Artist

The Helio Sequence

Genre: Alt / Indie ,Indie Rock ,Dream Pop ,Noise Pop ,Neo-Psychedelia ,Indie Electronic
Origin: U.S.A
Active: 1999 - Present
Listen on Coda
The Portland-based duo Helio Sequence features vocalist and guitarist Brandon Summers alongside keyboardist and drummer Benjamin Weikel. The pair arrived in 1999 with an ambient and psychedelic approach that balanced guitar textures equally against Summers’ muted vocals, first issuing the Accelerated Slow-Motion Cinema EP and then the full-length Com Plex in 2000. Their entirely home-studio process encouraged extensive sonic experimentation, which shaped the swirling layers of an evolving style that, when grounded, landed somewhere among My Bloody Valentine, Mouse on Mars, and the more eccentric wing of the Elephant 6 collective. Young Effectuals appeared in 2001, after which the group moved from Cavity Search Records to Sub Pop and delivered the more prominent Love and Distance in June 2004. That release elevated Summers’ vocals to an unprecedented degree, yet throat strain cut the ensuing tour short; he returned to Portland with severe vocal damage and rebuilt his technique through targeted exercises and lifestyle adjustments. Drawing inspiration from Bob Dylan, Summers gradually recovered, allowing the Helio Sequence to reemerge in 2008 with Keep Your Eyes Ahead.

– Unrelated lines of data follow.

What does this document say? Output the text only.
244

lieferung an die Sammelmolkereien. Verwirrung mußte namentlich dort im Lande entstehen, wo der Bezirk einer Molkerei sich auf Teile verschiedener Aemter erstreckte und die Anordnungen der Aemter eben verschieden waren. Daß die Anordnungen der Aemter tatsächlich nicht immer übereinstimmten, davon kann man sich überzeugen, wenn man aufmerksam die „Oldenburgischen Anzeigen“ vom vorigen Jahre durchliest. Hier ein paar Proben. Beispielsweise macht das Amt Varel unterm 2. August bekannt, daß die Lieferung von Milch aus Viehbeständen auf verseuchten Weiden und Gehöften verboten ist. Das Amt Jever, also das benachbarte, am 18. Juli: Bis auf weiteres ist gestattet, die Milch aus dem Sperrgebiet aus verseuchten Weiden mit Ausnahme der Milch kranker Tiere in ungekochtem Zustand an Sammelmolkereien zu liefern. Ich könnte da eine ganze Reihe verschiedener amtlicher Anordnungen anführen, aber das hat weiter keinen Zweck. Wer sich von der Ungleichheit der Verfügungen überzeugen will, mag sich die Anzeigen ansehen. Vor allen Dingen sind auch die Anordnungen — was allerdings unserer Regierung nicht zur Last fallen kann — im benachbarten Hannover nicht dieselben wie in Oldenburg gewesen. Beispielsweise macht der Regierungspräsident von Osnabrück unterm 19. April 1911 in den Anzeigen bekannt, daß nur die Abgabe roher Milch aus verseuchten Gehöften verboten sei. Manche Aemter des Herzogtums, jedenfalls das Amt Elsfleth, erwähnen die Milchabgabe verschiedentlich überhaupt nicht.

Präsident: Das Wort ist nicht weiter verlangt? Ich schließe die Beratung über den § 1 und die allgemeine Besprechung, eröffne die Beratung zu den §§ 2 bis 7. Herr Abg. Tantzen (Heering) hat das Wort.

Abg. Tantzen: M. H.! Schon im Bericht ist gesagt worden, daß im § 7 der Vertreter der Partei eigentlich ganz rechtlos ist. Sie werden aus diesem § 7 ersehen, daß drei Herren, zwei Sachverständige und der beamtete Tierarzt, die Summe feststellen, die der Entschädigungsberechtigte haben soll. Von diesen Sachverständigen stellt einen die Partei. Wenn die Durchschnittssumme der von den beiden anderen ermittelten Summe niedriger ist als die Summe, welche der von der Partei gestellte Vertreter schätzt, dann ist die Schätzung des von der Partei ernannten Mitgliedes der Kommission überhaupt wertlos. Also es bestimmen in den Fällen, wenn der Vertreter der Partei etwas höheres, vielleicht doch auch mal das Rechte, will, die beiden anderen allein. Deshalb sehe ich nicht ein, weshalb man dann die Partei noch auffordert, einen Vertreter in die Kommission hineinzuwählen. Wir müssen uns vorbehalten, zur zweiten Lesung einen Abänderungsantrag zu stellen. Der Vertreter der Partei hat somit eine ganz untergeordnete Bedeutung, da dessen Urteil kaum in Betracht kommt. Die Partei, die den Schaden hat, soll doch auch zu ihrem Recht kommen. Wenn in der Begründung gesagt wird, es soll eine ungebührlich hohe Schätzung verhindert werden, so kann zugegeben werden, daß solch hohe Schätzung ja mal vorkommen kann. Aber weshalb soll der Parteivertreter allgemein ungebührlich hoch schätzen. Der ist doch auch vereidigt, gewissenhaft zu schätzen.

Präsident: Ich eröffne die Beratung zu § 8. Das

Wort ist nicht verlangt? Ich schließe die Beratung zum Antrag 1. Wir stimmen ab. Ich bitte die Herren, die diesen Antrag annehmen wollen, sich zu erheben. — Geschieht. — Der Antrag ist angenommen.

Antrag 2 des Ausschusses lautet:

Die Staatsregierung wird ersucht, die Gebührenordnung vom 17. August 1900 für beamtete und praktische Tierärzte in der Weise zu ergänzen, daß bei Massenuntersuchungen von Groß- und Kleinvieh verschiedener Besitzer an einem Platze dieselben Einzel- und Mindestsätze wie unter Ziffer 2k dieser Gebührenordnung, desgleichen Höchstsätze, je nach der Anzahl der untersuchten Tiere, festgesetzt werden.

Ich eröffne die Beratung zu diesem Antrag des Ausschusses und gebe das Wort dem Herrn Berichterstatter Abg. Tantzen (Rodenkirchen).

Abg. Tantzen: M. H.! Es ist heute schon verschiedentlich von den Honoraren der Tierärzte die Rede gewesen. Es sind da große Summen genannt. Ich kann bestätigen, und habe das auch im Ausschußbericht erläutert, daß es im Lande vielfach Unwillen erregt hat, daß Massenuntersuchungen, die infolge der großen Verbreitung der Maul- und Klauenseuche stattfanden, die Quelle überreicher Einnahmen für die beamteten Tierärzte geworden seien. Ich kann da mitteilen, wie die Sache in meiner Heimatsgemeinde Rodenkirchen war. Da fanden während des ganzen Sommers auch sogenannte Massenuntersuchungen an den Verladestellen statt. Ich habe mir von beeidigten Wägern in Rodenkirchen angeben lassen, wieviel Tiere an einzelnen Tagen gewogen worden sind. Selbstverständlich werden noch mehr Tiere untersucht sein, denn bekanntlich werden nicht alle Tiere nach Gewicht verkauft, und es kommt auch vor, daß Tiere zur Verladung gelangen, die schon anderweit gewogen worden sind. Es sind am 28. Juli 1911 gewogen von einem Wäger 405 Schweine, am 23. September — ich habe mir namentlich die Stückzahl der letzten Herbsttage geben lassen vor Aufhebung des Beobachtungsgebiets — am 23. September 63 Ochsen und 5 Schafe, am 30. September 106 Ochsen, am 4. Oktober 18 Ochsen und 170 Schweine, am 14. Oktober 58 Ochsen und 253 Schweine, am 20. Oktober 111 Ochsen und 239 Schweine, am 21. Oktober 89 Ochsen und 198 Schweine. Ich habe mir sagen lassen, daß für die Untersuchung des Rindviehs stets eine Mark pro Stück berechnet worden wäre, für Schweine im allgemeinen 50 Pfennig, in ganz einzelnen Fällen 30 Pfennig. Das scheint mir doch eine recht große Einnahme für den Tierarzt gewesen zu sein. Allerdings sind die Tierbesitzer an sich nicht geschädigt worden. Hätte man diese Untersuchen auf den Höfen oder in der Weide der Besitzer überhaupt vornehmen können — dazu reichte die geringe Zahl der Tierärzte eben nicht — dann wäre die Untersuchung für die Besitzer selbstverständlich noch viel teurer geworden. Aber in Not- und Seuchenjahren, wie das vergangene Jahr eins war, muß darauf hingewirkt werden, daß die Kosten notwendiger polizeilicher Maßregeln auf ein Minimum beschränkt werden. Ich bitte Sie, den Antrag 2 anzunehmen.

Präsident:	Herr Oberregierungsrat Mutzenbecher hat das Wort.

While touring behind that album, the pair’s rented studio and practice space flooded, destroying equipment and forcing them to seek new quarters. A remote, disused warehouse supplied the isolation needed for further experimentation, and the results guided the patient, languid character of 2012’s Negotiations. In 2013, Summers and Weikel took on production duties for outside acts for the first time, handling a Brazilian group called Quarto Negro, delivering remixes for the adventurous hip-hop outfit Shabazz Palaces, and mixing several Portland-based projects. The following year, fellow Portland musicians introduced “the 20 Song Game,” a challenge to write twenty new songs in one day. Although the duo fell short, the exercise spurred them to compose the maximum number of tracks possible within a month; they generated twenty-six pieces, selected ten, refined them, and assembled the results into their self-titled sixth album, issued by Sub Pop in May 2015.